De voorkeursmelding voor de strafrechtadvocaat

De voorkeursmelding voor de strafrechtadvocaat

Cliënt wordt verdacht van poging doodslag.

Het is een gewone zaterdagmiddag als de werktelefoon gaat van de strafrechtadvocaat gaat, een onbekend nummer. Het blijkt een piketadvocaat uit Dordrecht te zijn, ze heeft een piketmelding ontvangen waarop de strafrechtadvocaat als voorkeursadvocaat staat vermeld en daarom neemt ze contact met haar op. Afgesproken wordt dat laatstgenoemde – zij is immers al vele jaren zijn strafrechtadvocaat – de zaak verder in behandeling neemt en contact zal opnemen met de politie om afspraken te maken over de verdere gang van zaken.

 

Consultatiebijstand en IVS in het bijzijn van de strafrechtadvocaat

Het is altijd even uitvogelen wie de aanspreekpersoon is in een dergelijke zaak, maar na een aantal telefoontjes wordt het duidelijk dat de cliënt op transport is gezet naar het noorden van het land, daar waar het strafbare feit zou zijn gepleegd.
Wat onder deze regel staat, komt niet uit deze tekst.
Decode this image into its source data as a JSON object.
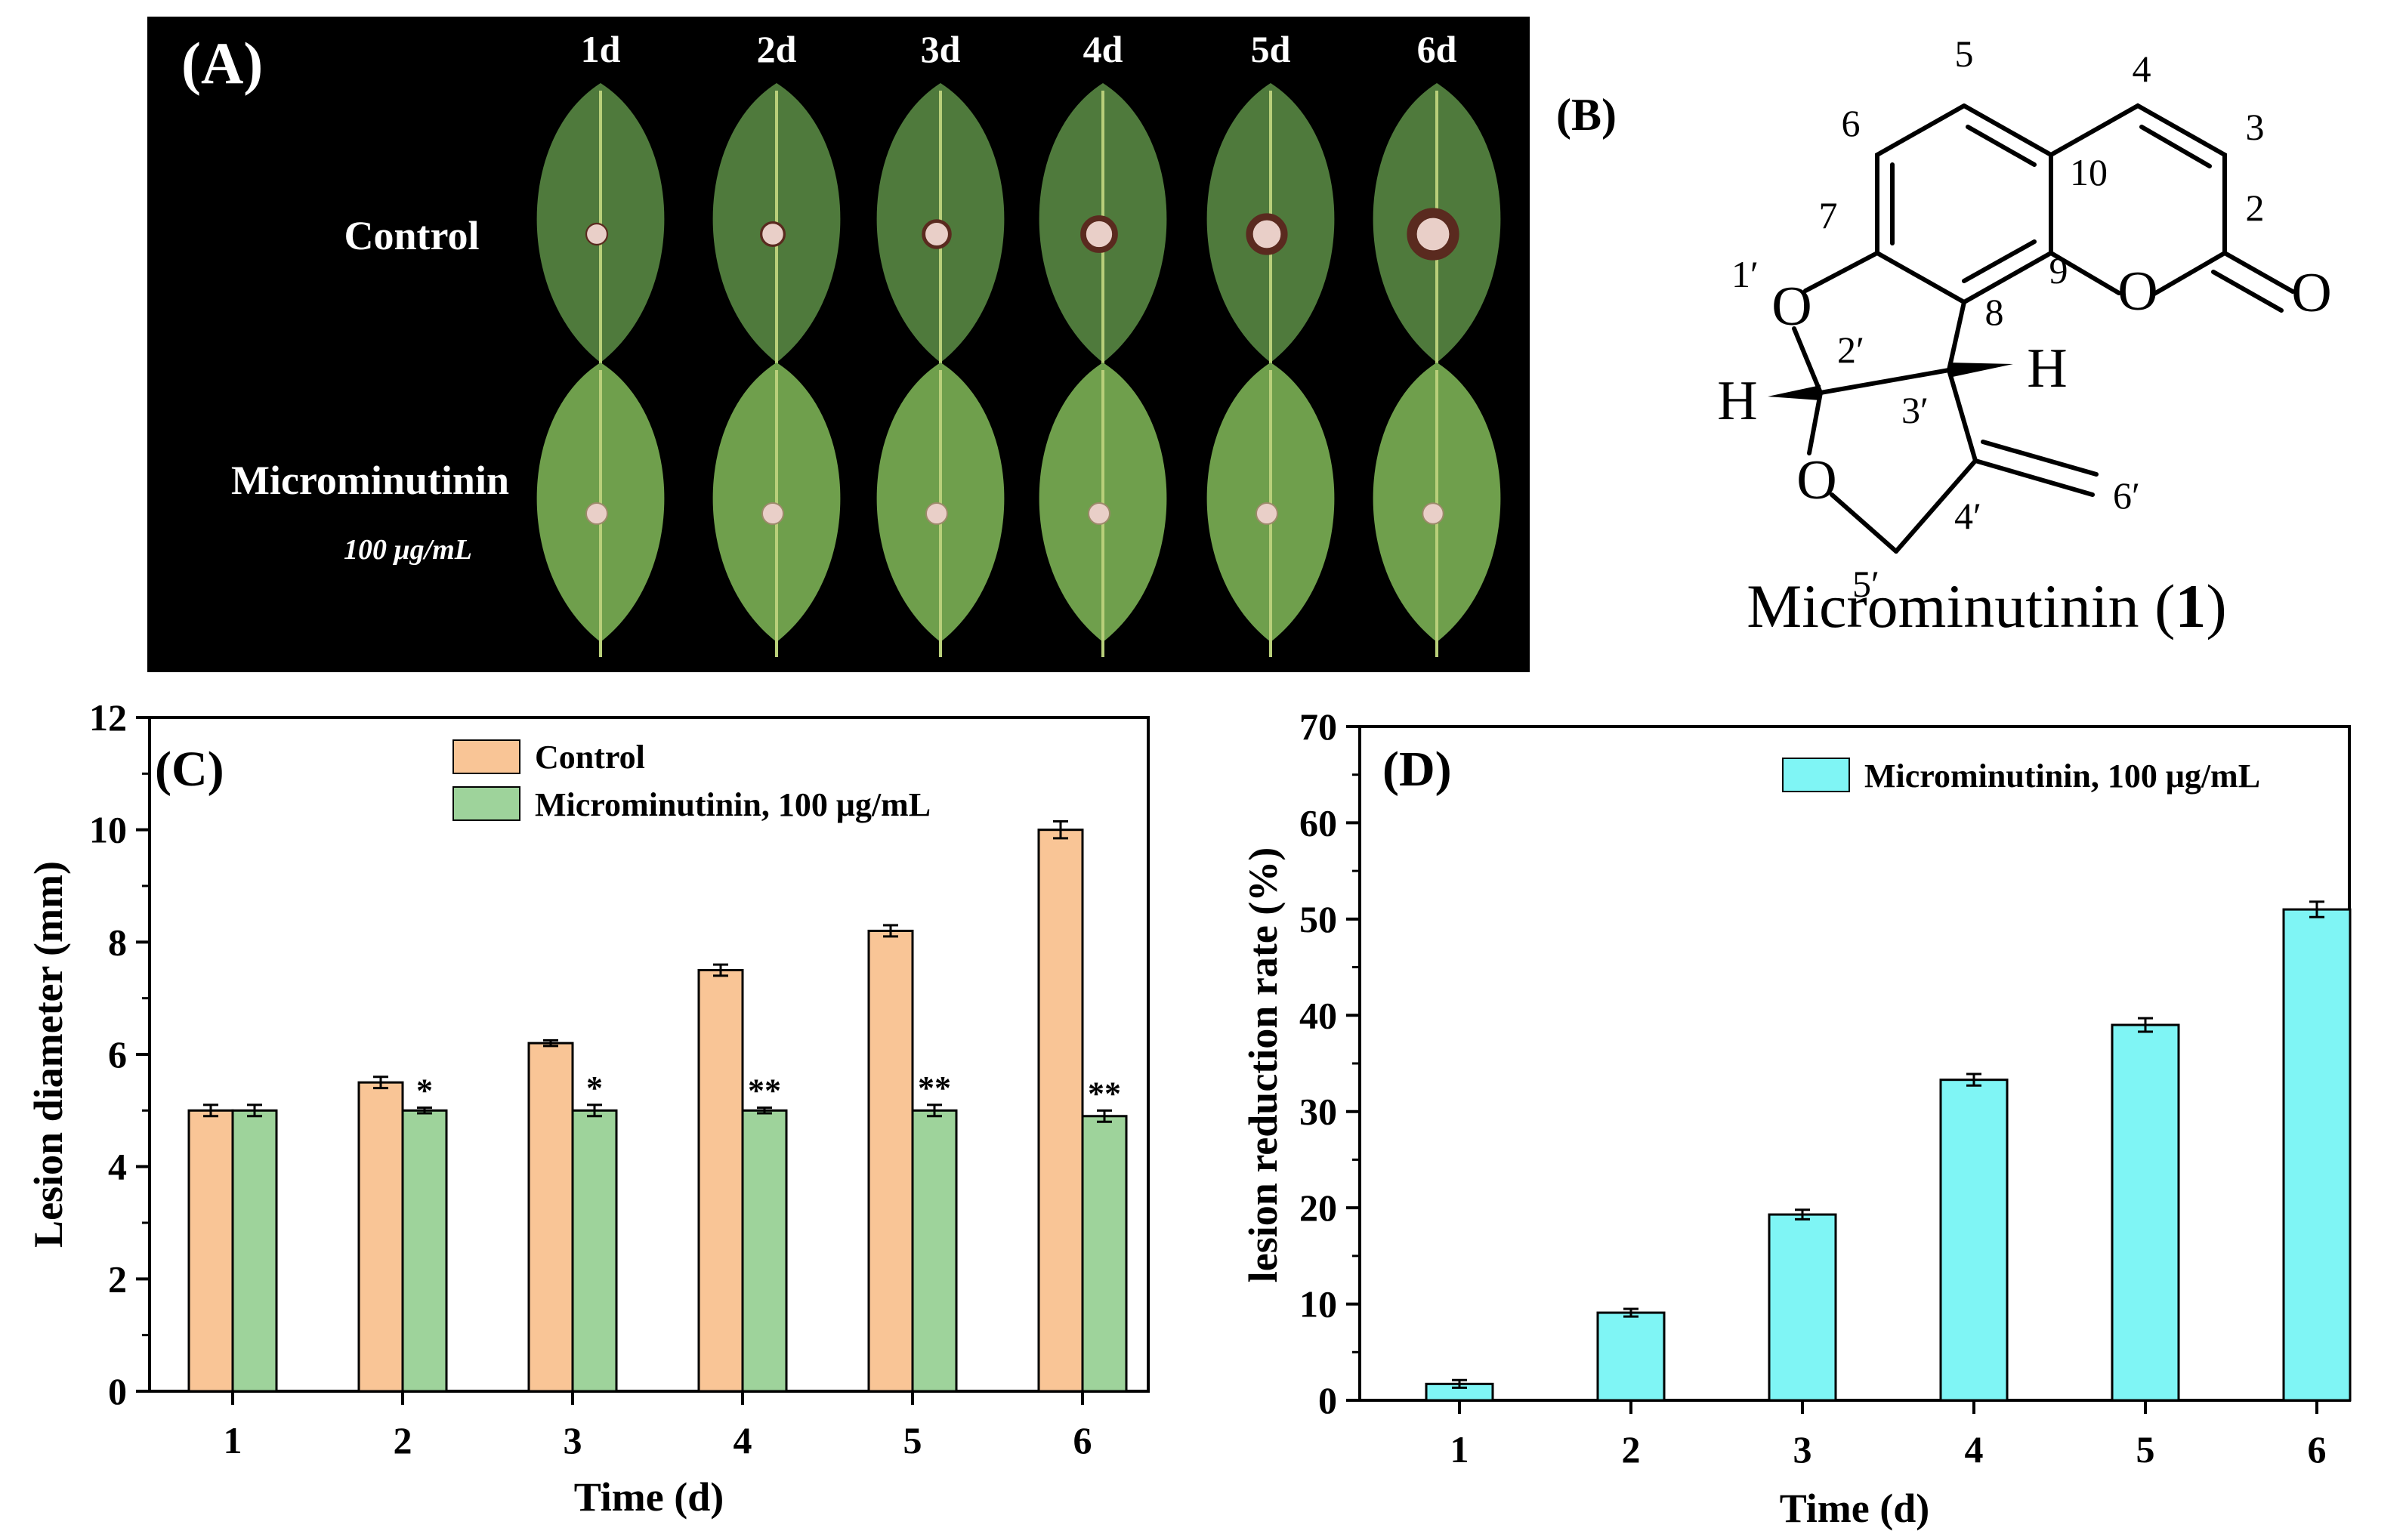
{
  "panelA": {
    "label": "(A)",
    "days": [
      "1d",
      "2d",
      "3d",
      "4d",
      "5d",
      "6d"
    ],
    "row_control": "Control",
    "row_treat": "Microminutinin",
    "row_treat_conc": "100 μg/mL",
    "lesion_diameter_mm": {
      "control": [
        5.0,
        5.5,
        6.2,
        7.5,
        8.2,
        10.0
      ],
      "treat": [
        5.0,
        5.0,
        5.0,
        5.0,
        5.0,
        4.9
      ]
    },
    "colors": {
      "background": "#000000",
      "leaf_control": "#4f7a3c",
      "leaf_treat": "#6f9f4c",
      "lesion": "#e9cfc8"
    }
  },
  "panelB": {
    "label": "(B)",
    "atoms": {
      "n5": "5",
      "n4": "4",
      "n6": "6",
      "n3": "3",
      "n10": "10",
      "n2": "2",
      "n7": "7",
      "n9": "9",
      "n1p": "1′",
      "n8": "8",
      "n2p": "2′",
      "n3p": "3′",
      "n4p": "4′",
      "n5p": "5′",
      "n6p": "6′",
      "O1": "O",
      "O2": "O",
      "O3": "O",
      "O4": "O",
      "H1": "H",
      "H2": "H"
    },
    "compound_name": "Microminutinin",
    "compound_number": "1"
  },
  "chart_data": [
    {
      "type": "bar",
      "panel_label": "(C)",
      "categories": [
        "1",
        "2",
        "3",
        "4",
        "5",
        "6"
      ],
      "series": [
        {
          "name": "Control",
          "color": "#f9c596",
          "values": [
            5.0,
            5.5,
            6.2,
            7.5,
            8.2,
            10.0
          ],
          "errors": [
            0.1,
            0.1,
            0.05,
            0.1,
            0.1,
            0.15
          ]
        },
        {
          "name": "Microminutinin, 100 μg/mL",
          "color": "#9ed39b",
          "values": [
            5.0,
            5.0,
            5.0,
            5.0,
            5.0,
            4.9
          ],
          "errors": [
            0.1,
            0.05,
            0.1,
            0.05,
            0.1,
            0.1
          ],
          "significance": [
            "",
            "*",
            "*",
            "**",
            "**",
            "**"
          ]
        }
      ],
      "xlabel": "Time (d)",
      "ylabel": "Lesion diameter (mm)",
      "ylim": [
        0,
        12
      ],
      "yticks": [
        0,
        2,
        4,
        6,
        8,
        10,
        12
      ],
      "yticklabels": [
        "0",
        "2",
        "4",
        "6",
        "8",
        "10",
        "12"
      ],
      "legend_position": "top-center"
    },
    {
      "type": "bar",
      "panel_label": "(D)",
      "categories": [
        "1",
        "2",
        "3",
        "4",
        "5",
        "6"
      ],
      "series": [
        {
          "name": "Microminutinin, 100 μg/mL",
          "color": "#7ff5f5",
          "values": [
            1.7,
            9.1,
            19.3,
            33.3,
            39.0,
            51.0
          ],
          "errors": [
            0.4,
            0.4,
            0.5,
            0.6,
            0.7,
            0.8
          ]
        }
      ],
      "xlabel": "Time (d)",
      "ylabel": "lesion reduction rate (%)",
      "ylim": [
        0,
        70
      ],
      "yticks": [
        0,
        10,
        20,
        30,
        40,
        50,
        60,
        70
      ],
      "yticklabels": [
        "0",
        "10",
        "20",
        "30",
        "40",
        "50",
        "60",
        "70"
      ],
      "legend_position": "top-right"
    }
  ]
}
Afgesproken wordt dat de politie bij aankomst contact met de strafrechtadvocaat opneemt zodat zij alsnog consultatiebijstand kan verlenen aan de verdachte (haar cliënt) en aanwezig kan zijn bij de IVS, de inverzekeringstelling. Na afloop van de consultatiebijstand en de bijstand in het kader van de inverzekeringstelling zijn afspraken met de politie gemaakt over het politieverhoor dat zal plaatsvinden op de zondag.

 

Het politieverhoor met de strafrechtadvocaat

Cliënt wordt ervan verdacht zich schuldig te hebben gemaakt aan een poging doodslag. Dit is eigenlijk het enige dat je als strafrechtadvocaat weet op basis van de melding die is ontvangen van de politie. Tijdens de consultatiebijstand wordt deze verdenking doorgaans met de verdachte besproken én kan een bepaalde verdedigingsstrategie worden opgezet danwel worden bepaald. Tijdens dit eerste gesprek wordt een beroep gedaan op de verdachte om het gehele verhaal te vertellen omdat de strafrechtadvocaat anders zijn of haar werk niet naar behoren kan uitvoeren, wij zijn immers afhankelijk van de informatie die onze cliënten ons verstrekken en op basis daarvan moeten wij adviseren.

 

Het politieverhoor: het persoonsgerichte verhoor

Op zondagmiddag vangt het politieverhoor aan in bijzijn van de strafrechtadvocaat van de verdachte. Gestart wordt het met persoonsgerichte verhoor, vragen komen aan bod als:

‘Waar woon je?’

‘Met wie woon je daar?’

‘Heb je werk?’

‘Heb je verslavingen?’

Deze vragen lijken heel onschuldig, maar ook deze vragen zijn onderdeel van een van te voren opgezet verhoorplan van de politie en zijn doorgaans niet zo onschuldig als men denkt. Het is goed mogelijk dat tijdens dit sociale verhoor al vragen zijn ‘ingebouwd’ die kunnen zien op het strafbare feit waarvan de persoon in kwestie wordt verdacht.

 

Het politieverhoor: het zaaksgerichte verhoor

Na afloop van het persoonsgerichte verhoor wordt aangevangen met het zaaksgerichte verhoor. De verdenking wordt uitvoerig besproken en naar aanleiding hiervan worden er vragen gesteld om een duidelijk beeld van de zaak te krijgen. In deze zaak betrof het een steekincident in een woning en werden derhalve vragen gesteld over het mes, wie waar stond, waar het mes vandaag kwam, waar is gestoken én waarom is gestoken. Na een verhoor van een aantal uren heeft de politie aangegeven dat zij op dit moment geen verdere vragen had maar dat de strafrechtadvocaat er rekening mee dient te houden dat dit op een later moment anders kan zijn.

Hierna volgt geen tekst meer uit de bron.